Content without strategy is just stuff

My quote has traveled the web since 2012. That it’s remained relevant for marketers all this time speaks to the ever-evolving and increasingly complicated world of content.

“Without strategy, content is just stuff, and the world has enough stuff.”

I’ve done a lot in my life. I’ve written books. I’ve spoken at conferences. I’ve been on TV! But this thing, uttered at a conference almost a decade ago, gets reposted at least once a day, if not more.

Like this:

And this:

And even this:

Non-stop. It says something about the content industry and its evolution that The Quote (which is what I’ve taken to calling it on Twitter) still resonates with so many marketers. And, I predict, it will resonate more and more.

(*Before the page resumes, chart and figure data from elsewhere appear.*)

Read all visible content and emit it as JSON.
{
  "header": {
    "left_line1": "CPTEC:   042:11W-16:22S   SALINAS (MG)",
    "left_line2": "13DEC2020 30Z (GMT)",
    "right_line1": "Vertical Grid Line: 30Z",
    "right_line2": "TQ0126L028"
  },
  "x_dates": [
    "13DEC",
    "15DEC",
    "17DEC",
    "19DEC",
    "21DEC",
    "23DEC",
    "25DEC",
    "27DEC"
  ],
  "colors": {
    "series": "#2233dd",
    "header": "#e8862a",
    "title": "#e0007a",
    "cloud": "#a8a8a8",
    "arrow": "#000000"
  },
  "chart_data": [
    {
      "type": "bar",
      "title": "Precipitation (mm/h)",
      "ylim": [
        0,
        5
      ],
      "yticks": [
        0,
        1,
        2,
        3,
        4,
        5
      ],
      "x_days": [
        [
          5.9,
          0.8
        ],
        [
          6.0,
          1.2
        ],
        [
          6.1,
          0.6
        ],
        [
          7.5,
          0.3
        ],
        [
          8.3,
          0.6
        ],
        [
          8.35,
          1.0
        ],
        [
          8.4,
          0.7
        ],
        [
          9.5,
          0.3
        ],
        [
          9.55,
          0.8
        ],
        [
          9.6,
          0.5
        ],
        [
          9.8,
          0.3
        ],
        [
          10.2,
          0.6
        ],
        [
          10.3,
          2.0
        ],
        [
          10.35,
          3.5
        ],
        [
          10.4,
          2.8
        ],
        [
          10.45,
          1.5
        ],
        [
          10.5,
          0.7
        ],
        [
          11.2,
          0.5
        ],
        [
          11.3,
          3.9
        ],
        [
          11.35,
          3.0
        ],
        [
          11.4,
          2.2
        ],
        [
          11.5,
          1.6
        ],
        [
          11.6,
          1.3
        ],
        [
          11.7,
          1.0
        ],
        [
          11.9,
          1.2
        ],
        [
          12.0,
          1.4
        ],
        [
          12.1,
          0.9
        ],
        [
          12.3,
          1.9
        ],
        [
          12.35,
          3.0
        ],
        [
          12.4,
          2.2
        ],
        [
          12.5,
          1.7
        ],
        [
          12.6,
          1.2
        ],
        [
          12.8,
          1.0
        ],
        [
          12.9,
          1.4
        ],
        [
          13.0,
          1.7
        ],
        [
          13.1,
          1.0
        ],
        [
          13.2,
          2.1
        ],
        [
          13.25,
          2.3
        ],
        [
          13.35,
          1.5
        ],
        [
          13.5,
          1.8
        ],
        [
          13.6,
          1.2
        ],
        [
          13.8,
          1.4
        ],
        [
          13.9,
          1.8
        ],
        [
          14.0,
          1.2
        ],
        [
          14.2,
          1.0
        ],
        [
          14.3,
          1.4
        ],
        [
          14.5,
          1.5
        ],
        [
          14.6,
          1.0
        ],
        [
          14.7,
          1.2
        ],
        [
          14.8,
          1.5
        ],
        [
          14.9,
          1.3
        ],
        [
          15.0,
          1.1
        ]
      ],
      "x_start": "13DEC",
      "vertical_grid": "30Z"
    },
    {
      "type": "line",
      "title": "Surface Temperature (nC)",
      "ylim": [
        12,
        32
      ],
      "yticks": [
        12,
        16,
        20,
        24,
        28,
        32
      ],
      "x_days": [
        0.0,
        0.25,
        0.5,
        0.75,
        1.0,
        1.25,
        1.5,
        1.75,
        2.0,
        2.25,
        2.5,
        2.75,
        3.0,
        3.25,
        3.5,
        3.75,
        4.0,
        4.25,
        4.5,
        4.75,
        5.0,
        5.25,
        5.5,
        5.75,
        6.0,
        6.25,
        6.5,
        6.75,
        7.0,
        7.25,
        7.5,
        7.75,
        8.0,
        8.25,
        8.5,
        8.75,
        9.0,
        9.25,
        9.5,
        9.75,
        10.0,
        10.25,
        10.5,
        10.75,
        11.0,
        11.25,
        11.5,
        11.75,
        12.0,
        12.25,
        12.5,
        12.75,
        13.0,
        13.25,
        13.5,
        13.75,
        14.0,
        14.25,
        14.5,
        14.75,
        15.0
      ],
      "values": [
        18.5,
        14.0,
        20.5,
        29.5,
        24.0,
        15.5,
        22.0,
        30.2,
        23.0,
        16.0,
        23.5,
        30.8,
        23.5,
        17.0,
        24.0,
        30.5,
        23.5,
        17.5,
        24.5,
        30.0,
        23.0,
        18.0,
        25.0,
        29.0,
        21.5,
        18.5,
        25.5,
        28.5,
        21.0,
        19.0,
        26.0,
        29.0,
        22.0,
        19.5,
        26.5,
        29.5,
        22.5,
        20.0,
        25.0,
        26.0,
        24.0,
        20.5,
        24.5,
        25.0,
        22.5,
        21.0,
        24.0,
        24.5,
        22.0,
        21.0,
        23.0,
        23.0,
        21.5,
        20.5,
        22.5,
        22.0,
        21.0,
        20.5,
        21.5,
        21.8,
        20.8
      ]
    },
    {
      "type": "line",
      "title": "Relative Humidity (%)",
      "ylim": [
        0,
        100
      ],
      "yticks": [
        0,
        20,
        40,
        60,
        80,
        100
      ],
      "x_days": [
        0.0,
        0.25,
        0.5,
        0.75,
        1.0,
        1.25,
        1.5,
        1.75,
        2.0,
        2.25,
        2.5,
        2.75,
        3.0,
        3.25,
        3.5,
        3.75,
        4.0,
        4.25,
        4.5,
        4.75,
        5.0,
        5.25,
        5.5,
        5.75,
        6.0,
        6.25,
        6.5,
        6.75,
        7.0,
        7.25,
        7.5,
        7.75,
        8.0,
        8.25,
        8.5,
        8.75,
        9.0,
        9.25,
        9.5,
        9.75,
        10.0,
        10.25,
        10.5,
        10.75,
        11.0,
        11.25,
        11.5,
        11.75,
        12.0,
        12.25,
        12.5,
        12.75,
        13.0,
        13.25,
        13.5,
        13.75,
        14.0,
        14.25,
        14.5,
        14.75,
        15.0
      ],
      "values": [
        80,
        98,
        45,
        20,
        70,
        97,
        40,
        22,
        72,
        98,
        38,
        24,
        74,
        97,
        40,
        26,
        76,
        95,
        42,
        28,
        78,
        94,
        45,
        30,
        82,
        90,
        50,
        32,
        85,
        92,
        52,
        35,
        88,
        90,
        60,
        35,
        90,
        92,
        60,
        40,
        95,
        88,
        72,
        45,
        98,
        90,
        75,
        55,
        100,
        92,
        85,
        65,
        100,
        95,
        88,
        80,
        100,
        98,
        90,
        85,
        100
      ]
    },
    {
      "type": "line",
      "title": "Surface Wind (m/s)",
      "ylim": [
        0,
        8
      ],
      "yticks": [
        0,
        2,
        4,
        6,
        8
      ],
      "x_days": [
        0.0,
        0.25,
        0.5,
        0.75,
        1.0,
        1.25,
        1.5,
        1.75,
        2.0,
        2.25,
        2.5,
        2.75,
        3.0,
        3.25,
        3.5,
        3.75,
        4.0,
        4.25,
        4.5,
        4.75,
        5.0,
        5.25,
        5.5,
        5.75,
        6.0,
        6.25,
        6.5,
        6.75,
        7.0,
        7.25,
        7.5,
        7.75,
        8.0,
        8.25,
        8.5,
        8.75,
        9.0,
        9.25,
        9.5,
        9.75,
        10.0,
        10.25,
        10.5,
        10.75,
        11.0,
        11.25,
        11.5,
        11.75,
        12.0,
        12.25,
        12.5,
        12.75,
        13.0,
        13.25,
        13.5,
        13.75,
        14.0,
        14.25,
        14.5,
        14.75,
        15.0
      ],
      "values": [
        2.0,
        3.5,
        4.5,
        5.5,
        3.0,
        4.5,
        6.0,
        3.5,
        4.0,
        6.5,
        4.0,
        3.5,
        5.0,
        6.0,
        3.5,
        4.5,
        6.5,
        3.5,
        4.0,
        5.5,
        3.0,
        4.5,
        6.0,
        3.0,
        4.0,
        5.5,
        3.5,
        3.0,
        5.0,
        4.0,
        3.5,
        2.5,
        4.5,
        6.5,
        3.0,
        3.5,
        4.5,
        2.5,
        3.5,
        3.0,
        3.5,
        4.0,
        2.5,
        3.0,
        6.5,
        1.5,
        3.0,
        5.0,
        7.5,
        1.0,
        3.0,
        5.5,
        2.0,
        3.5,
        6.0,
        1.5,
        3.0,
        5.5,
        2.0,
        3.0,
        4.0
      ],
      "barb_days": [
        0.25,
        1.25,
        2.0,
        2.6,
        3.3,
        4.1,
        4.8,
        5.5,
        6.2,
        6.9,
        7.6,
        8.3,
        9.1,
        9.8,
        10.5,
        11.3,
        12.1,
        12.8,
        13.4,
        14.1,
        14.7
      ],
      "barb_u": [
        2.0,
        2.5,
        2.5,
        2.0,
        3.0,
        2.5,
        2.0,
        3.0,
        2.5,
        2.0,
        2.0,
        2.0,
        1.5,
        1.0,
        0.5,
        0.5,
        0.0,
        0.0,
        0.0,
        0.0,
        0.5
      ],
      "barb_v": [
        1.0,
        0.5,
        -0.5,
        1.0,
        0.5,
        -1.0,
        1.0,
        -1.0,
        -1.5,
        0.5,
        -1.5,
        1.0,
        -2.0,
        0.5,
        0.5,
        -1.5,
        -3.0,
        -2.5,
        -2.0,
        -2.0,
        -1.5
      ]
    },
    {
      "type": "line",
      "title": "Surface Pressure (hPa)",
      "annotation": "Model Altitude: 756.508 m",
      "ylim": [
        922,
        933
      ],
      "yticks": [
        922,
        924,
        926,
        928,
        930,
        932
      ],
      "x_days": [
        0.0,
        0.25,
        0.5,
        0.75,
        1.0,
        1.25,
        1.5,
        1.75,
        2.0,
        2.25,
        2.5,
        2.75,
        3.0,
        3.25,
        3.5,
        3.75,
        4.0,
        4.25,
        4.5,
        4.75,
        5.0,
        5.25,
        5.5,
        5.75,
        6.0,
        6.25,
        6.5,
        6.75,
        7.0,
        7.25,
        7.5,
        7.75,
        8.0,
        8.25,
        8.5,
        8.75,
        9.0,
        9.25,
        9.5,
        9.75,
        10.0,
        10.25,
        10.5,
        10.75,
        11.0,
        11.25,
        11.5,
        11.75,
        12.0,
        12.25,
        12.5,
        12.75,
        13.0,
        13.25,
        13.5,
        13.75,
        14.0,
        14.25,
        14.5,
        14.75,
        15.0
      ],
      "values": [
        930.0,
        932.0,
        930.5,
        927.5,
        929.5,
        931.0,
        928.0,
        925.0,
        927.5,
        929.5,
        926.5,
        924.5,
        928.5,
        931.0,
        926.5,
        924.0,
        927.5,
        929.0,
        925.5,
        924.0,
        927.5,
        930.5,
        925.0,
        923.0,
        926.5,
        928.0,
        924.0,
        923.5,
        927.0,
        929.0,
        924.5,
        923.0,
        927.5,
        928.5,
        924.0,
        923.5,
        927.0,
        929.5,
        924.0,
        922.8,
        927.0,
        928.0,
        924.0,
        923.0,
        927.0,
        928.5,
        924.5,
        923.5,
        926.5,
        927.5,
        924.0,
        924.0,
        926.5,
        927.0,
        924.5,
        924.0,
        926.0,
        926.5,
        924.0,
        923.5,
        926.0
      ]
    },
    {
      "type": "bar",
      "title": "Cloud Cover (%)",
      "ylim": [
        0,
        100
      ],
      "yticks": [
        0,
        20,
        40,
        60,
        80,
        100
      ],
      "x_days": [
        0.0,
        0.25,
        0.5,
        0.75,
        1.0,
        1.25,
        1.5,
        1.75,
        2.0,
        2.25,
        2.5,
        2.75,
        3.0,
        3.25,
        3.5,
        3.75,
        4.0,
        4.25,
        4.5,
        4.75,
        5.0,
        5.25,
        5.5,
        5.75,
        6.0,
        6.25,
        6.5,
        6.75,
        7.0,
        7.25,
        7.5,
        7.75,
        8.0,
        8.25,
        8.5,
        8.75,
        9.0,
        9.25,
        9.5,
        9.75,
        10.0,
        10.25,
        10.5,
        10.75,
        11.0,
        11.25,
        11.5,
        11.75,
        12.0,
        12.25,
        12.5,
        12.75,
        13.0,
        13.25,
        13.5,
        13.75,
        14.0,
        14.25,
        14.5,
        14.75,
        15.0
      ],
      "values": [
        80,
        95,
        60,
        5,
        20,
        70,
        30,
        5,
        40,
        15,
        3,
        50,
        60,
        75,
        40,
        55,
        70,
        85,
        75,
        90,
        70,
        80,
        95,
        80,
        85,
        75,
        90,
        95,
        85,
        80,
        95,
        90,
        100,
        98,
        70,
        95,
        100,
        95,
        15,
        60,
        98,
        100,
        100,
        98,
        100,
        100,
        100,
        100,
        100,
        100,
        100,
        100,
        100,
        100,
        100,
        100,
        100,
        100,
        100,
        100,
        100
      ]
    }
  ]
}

When I started work in this field, content meant “print” (we didn’t even use the word “content” – that would come later). My first job in the industry was as a copy editor for an in-flight magazine. And then digital happened and everything became….stuff. And a wave of this stuff threatened to drown out almost everything.

We are awash in badly thought out content, foisted on the world just because. George Mallory, when asked why he wanted to climb Mount Everest, replied (famously) “because it’s there.” This is the attitude (or must be) of some content folk when they are asked why they created their work. Or something. I call bad content “stuff.”

By the same author: Transparency in the Age of Social Media.

Technological change has brought with it many things but from a content marketing point of view, change has brought with it a need for strategy. The word implies something far more complex than an editorial vision. It implies context. It implies thinking about the audience. How to reach them. When to reach them. How best to reach them. It implies an ecosystem. An interdependent content network of channels leveraging other forms of content to push a coherent and ultimately unified message. We live in a world where strategy needs to come before content. Where some hard questions need to be asked before we start to think about tone or form. Hard questions like…”why?”

The content we push on behalf of our clients has to work. It must. It has to push through the stuff. It has to shine. That’s what we get paid for, right?

Because content for contents’ sake is just….stuff.